Itemization, after all, is not a bad description for what happens at the beginning of thought, rather than at its worn-out end. The world is full of ambivalent intervals in which the mind can only idle: traffic jams, checkout lines, subway platforms, DMVs, carpools, restaurants, beds and couches before sleep. There is often a wide space between noticing something and enlisting it into the sterner categories of opinion, conclusion, and belief. The function of Muzak is to fill that space with familiarity, to distract customers or put them at ease. Shabason, Krgovich, Sage, on the other hand, dignifies aimless thinking in its own ambient idiom, a mood music of eccentric particulars rather than generic emotional clichés.
While writing this, I realized that, with a few exceptions, I don’t hear Muzak that much anymore. Or smooth jazz, mood music, and all those minor subgenres of Shabason’s anachronistic palette. Playlists are generated on streaming platforms; much of our idling now happens online; out in the world, we wear headphones and earbuds. Muzak, it turns out, declared bankruptcy in 2009.
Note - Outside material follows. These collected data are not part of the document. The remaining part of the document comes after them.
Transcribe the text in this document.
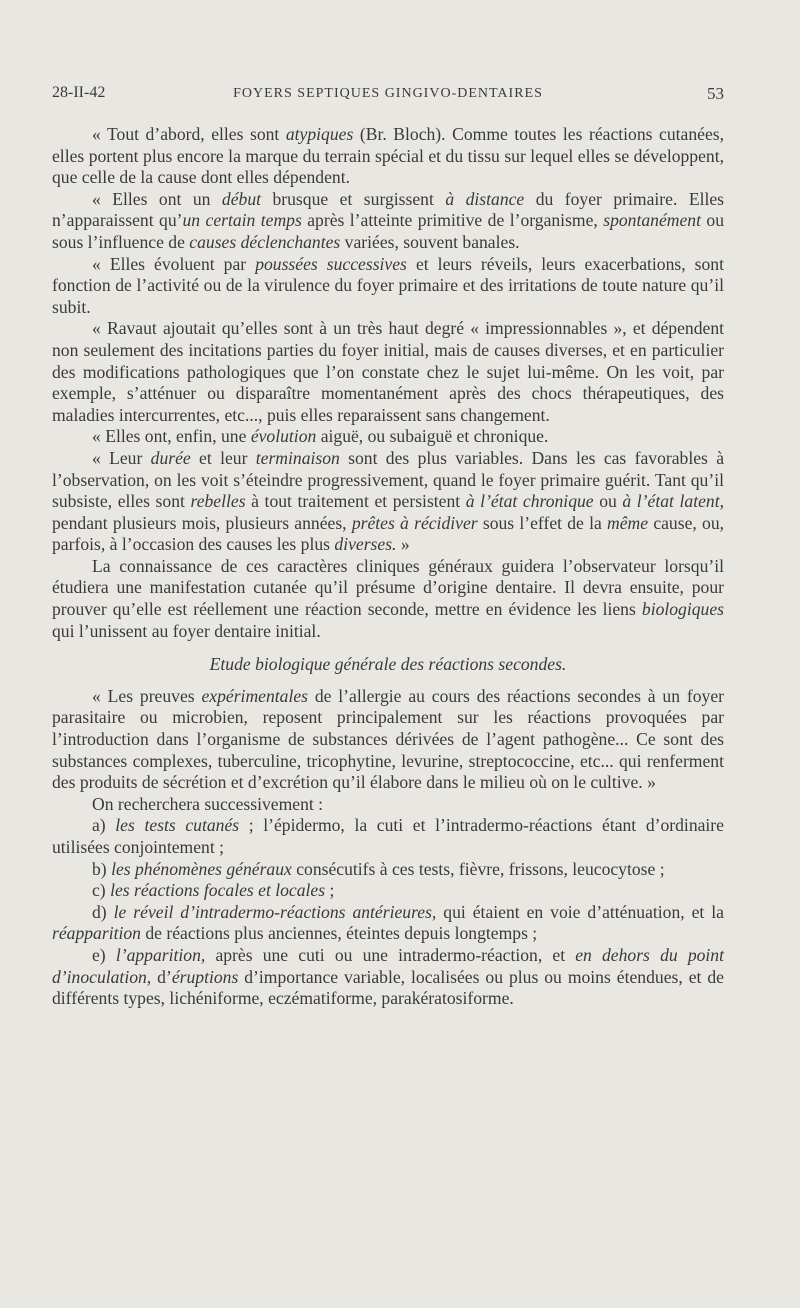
28-II-42	FOYERS SEPTIQUES GINGIVO-DENTAIRES	53

« Tout d’abord, elles sont atypiques (Br. Bloch). Comme toutes les réactions cutanées, elles portent plus encore la marque du terrain spécial et du tissu sur lequel elles se développent, que celle de la cause dont elles dépendent.

« Elles ont un début brusque et surgissent à distance du foyer primaire. Elles n’apparaissent qu’un certain temps après l’atteinte primitive de l’organisme, spontanément ou sous l’influence de causes déclenchantes variées, souvent banales.

« Elles évoluent par poussées successives et leurs réveils, leurs exacerbations, sont fonction de l’activité ou de la virulence du foyer primaire et des irritations de toute nature qu’il subit.

« Ravaut ajoutait qu’elles sont à un très haut degré « impressionnables », et dépendent non seulement des incitations parties du foyer initial, mais de causes diverses, et en particulier des modifications pathologiques que l’on constate chez le sujet lui-même. On les voit, par exemple, s’atténuer ou disparaître momentanément après des chocs thérapeutiques, des maladies intercurrentes, etc..., puis elles reparaissent sans changement.

« Elles ont, enfin, une évolution aiguë, ou subaiguë et chronique.

« Leur durée et leur terminaison sont des plus variables. Dans les cas favorables à l’observation, on les voit s’éteindre progressivement, quand le foyer primaire guérit. Tant qu’il subsiste, elles sont rebelles à tout traitement et persistent à l’état chronique ou à l’état latent, pendant plusieurs mois, plusieurs années, prêtes à récidiver sous l’effet de la même cause, ou, parfois, à l’occasion des causes les plus diverses. »

La connaissance de ces caractères cliniques généraux guidera l’observateur lorsqu’il étudiera une manifestation cutanée qu’il présume d’origine dentaire. Il devra ensuite, pour prouver qu’elle est réellement une réaction seconde, mettre en évidence les liens biologiques qui l’unissent au foyer dentaire initial.

Etude biologique générale des réactions secondes.

« Les preuves expérimentales de l’allergie au cours des réactions secondes à un foyer parasitaire ou microbien, reposent principalement sur les réactions provoquées par l’introduction dans l’organisme de substances dérivées de l’agent pathogène... Ce sont des substances complexes, tuberculine, tricophytine, levurine, streptococcine, etc... qui renferment des produits de sécrétion et d’excrétion qu’il élabore dans le milieu où on le cultive. »

On recherchera successivement :

a) les tests cutanés ; l’épidermo, la cuti et l’intradermo-réactions étant d’ordinaire utilisées conjointement ;

b) les phénomènes généraux consécutifs à ces tests, fièvre, frissons, leucocytose ;

c) les réactions focales et locales ;

d) le réveil d’intradermo-réactions antérieures, qui étaient en voie d’atténuation, et la réapparition de réactions plus anciennes, éteintes depuis longtemps ;

e) l’apparition, après une cuti ou une intradermo-réaction, et en dehors du point d’inoculation, d’éruptions d’importance variable, localisées ou plus ou moins étendues, et de différents types, lichéniforme, eczématiforme, parakératosiforme.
If there is a Muzak of today, it is not music at all but video. Our ever-present smartphones, of course, but also all the muted screens recently mounted on subway platforms, by gas pumps, in elevators, even on the sidewalks. Often the best we can do is refocus our attention, itemizing and incorporating minor things that stir our memory and curiosity.
On “Bruce,” Krgovich sings:
This world is dumb
And so many other things
I can smell the spring flowers
Atop the forest fire smoke
To find new ways of rendering the world, one has to notice it first.